Heart attack, stroke or cancer. Take your pick. That was the choice I was being offered, or so it seemed. I'm one of hundreds of patients who were participating in clinical trials to investigate whether COX-2 inhibitors such as Celebrex and Vioxx, commonly used as anti-inflammatory drugs, are also effective in fighting or preventing cancer. But the trials were halted last year after reports that the risk of heart attack or stroke doubled among a group of Vioxx users. Vioxx was summarily yanked from the market and the tort lawyers immediately canceled lunch. Celebrex was also implicated because it's in the same drug class. It's still available, but the FDA has called for a black-box warning about the added danger.
The Vioxx news was disappointing and upsetting, because it sidetracked what scientists believed--and I had come to hope-- was a promising avenue of research. That promise was underscored by several papers presented at the annual meeting of the American Society of Clinical Oncology (ASCO) last week, including one out of UCLA Medical School that showed that Celebrex, used in combination with newer cancer drugs, was successful in treating patients with late-stage lung cancer. In 9 out of 15 patients whose prior treatments had failed, the Celebrex cocktail either stopped the disease from progressing or shrank their tumors. In cancer circles, that is an impressive result.

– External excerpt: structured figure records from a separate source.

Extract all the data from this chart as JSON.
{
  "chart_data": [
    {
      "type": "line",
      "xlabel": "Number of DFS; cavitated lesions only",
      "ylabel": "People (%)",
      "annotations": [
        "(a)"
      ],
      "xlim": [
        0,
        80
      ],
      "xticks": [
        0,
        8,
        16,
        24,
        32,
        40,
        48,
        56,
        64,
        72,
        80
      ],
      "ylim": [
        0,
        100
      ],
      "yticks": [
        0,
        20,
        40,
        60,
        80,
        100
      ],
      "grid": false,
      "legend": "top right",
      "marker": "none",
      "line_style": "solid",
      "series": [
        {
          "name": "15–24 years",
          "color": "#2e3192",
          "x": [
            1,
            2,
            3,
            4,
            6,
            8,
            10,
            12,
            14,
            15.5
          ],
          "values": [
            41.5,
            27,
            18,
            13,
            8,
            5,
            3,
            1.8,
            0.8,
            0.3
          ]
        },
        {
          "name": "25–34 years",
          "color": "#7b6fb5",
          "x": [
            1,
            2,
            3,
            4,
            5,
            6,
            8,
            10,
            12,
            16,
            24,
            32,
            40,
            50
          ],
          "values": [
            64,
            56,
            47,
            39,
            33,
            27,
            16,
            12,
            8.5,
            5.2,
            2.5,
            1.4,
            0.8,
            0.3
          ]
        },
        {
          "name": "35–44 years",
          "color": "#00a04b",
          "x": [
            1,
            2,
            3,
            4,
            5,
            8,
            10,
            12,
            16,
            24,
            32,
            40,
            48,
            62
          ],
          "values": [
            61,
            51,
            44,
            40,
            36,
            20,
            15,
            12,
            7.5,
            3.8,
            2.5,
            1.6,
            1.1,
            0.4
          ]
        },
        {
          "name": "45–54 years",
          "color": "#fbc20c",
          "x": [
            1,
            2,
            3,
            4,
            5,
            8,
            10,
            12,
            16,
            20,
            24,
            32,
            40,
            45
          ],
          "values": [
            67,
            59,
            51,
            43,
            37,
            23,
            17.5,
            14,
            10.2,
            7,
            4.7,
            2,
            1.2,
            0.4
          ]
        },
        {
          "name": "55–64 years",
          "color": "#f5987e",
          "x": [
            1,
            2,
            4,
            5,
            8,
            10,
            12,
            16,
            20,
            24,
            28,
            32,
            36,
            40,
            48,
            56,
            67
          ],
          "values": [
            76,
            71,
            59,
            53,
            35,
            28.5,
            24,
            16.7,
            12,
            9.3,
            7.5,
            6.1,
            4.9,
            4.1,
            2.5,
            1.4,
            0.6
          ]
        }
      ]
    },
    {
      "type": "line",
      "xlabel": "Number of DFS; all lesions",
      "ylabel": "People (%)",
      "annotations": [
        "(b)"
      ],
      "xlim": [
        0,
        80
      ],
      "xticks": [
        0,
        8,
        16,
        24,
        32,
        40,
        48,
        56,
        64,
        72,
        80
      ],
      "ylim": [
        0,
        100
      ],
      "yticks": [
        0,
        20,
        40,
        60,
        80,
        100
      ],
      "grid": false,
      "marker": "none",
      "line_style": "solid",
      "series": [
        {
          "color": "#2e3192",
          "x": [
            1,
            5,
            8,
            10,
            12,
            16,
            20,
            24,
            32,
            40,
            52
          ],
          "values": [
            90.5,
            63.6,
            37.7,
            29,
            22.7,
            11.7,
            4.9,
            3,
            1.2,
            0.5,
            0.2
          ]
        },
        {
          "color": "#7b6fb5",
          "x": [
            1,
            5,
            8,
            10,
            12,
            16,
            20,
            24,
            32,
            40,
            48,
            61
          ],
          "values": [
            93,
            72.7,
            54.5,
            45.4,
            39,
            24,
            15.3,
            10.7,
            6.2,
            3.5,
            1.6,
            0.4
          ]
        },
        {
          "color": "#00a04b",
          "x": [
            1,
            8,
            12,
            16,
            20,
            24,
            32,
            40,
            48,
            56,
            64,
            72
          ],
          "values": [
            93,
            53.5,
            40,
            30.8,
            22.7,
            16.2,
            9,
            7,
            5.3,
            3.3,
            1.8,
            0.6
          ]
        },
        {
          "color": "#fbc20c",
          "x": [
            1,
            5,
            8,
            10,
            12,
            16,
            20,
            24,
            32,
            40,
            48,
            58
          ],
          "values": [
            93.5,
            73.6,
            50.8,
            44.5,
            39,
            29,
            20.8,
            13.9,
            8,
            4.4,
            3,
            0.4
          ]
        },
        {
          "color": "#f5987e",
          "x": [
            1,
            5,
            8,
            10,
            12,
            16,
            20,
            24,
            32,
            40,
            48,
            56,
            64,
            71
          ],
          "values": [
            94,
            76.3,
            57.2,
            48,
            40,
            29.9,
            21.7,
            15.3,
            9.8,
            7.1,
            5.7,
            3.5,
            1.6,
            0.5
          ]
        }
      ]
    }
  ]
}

Although most of the COX-2 cancer trials eventually resumed, some of the original subjects dropped out, and you can't blame them. There's something screwy about the way the whole COX-2 debacle unfolded. Drugs linked to a relatively small risk of heart attack got pulled off the shelves without apparent concern for the cancer patients whose lives the same drugs might save.
Ironically, the trial that exposed the heart risks of COX-2 inhibitors was a cancer experiment, designed to test whether Vioxx or Celebrex could prevent the recurrence of colon cancer. It was halted before any conclusion could be reached. The situation was even more frustrating for patients in a second trial. There, scientists did indeed find a lower recurrence of colon tumors in patients taking Vioxx. "There was a reduction in adenoma recurrence," notes the study's lead author, Dr. Robert Bresalier of MD Anderson Cancer Center. "How that balances with the potential risk remains to be seen."
How indeed. The news from last week's ASCO meeting reassured me that I made the right decision when I rejoined the Celebrex study. Joining the trial in the first place seemed utterly logical--I had cancer of the esophagus, and I was going to go after every advantage I could. My surgeon, Dr. Nasser Altorki, chief of thoracic surgery at Weill Cornell Medical Center in New York City, is both a top esophageal specialist and a researcher. He has been investigating--along with my oncologist, Dr. Roger Keresztes, also at Weill--whether COX-2 inhibitors have a role in making treatment more effective and in keeping the disease at bay. Celebrex would be taken during the chemotherapy phase of treatment--in my case, Taxol and Carboplatin. After chemo, I was to take 800 mg of Celebrex (that's two to four times the normal dose) for two years. Oh, yes, there would be nine hours of surgery to remove the offending esophagus. With this cancer, you get the full sushi.